JB: That’s a great point. I also found these scenes difficult to watch, to the extent that I think Netflix should’ve provided some framing for it. Were either the party intoxicated or sleep deprivation? Producers or crew members persuaded them to intensify the conflict. Without that context—and without some clarity on the extent of the physical altercation—what may or may not rise to the level of intimate partner violence becomes just more reality-show “drama.”

The footage didn’t answer my questions about who was the aggressor, who was acting in self-defense, and whether what we saw was representative of normal interactions between Rae and Zay. But what I do know is that these two people have wounded each other, emotionally if not physically, and shouldn’t be around each other anymore.

Multiple women seem to go for Colby during the early days, but later in the show Madlyn’s friends and the female contestants label him as controlling, needy, and maybe a cheater. Where do we land on Colby and Madlyn’s relationship?

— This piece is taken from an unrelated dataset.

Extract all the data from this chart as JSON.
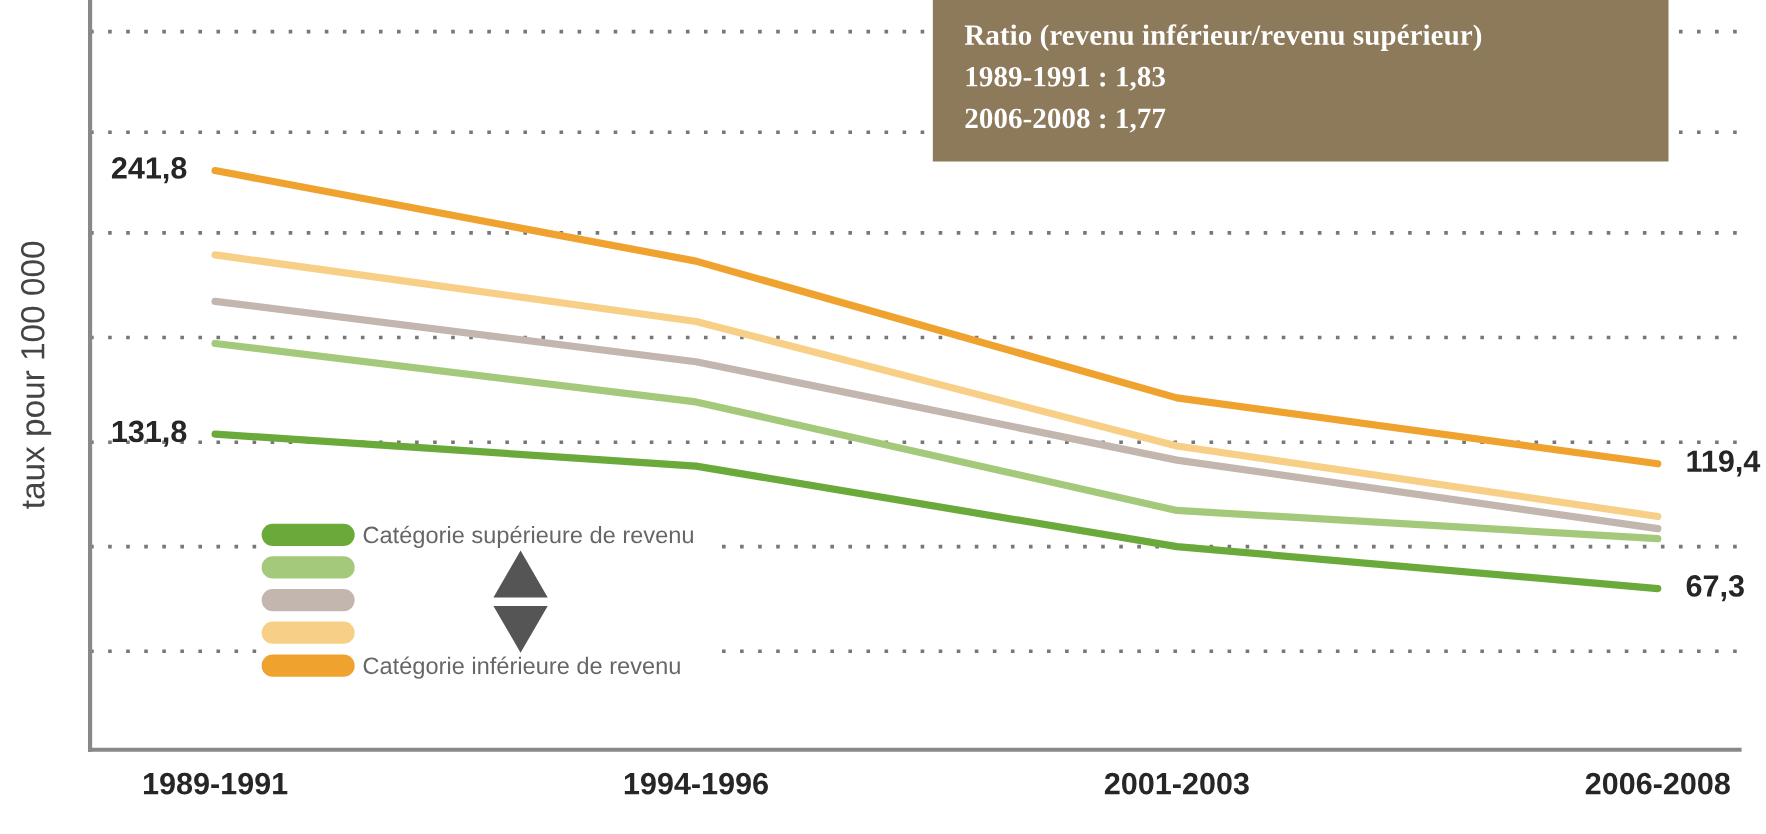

ED: I thought Alexis’ reaction to Colby’s rejection was dramatic and unwarranted. That interaction put me in Colby’s camp early on. But as the season progressed, I’ve soured on Colby. He strikes me as a particular type of bad boyfriend who styles himself as the “nice guy” who wants commitment and marriage, but in reality wants to leverage that commitment against his partner to control her while suffering no consequences for his own actions.

He is jealous. He makes some misogynistic comments about Randall not being able to “handle” the strong-willed Madlyn. He arguably cheats on Madlyn with both April and an unseen woman, though the parameters of “cheating” on this show still elude me. He disappears instead of making an apology to Madlyn. Madlyn seems like a bit of a mess—she gets very drunk during girls’ night, though who knows if the producers plied her with drinks. But I appreciate her honest reactions to things: I can always count on her to roll her eyes at Colby’s narcissistic overtures or April’s declarations about her future baby. She deserves better. It is my wish that they would split.

JB: Colby struck me as corny from the beginning—and you’re totally right that he has some classic “nice guy” tells, from the coded misogyny to the self-loathing that comes out toward the end of his weeks with Madlyn. The early clips where he talks about how much he worships her also brought to mind another irritating “type of guy”: the wife guy. It was clear to me that his bizarre and dreamy cowboy-hat-wearing ideaslism wasn’t the end of the iceberg.

I wasn’t necessarily a Madlyn fan at first, either. She was so cocky, and at the girls’ night she was really forcing her opinions on the other women, even when it was obvious that she was making people uncomfortable. In later episodes she showed some signs of improvement, such as letting go her perfectionist mask and being honest about the reasons she behaves in certain relationships. It also probably bears mentioning that the show is edited with such a heavy hand, I’m sure my read on Madlyn evolved in exactly the way the producers intended.

Let’s make some predictions about the finale. Let’s see who we believe will be together and who may go home on their own.

JB: Two seasons later, LIB, I would be shocked if Rae and Jake didn’t leave the show together. They’ve been the golden couple since their first speed date, and no one gets such an extreme hero edit unless they’re actually going to be the hero. Randall and Shanique could go either way, but I’d err toward guessing he’ll get over his fear of commitment and propose. And I think everyone else goes home alone—Madlyn and Zay having learned something worthwhile, April and Colby still dangerously deluded.

ED: I think at least one “old” couple needs to get engaged to prove that the experiment “worked.” There’s a small chance that couple will be Madlyn and Colby. Madlyn said she was going to marry Colby on the day that the experiment had ended. After that, they had a big fight. Who knows?

So I agree, Judy, it’s most likely that Randall and Shanique get engaged. Madlyn commented once that Randall, Shanique were the strongest couples in the group. I was surprised by Madlyn’s comment given how well she and Randall seemed to get along. But I think that type of aside sheds more light on the reality of the situation than the producers’ edit of the show.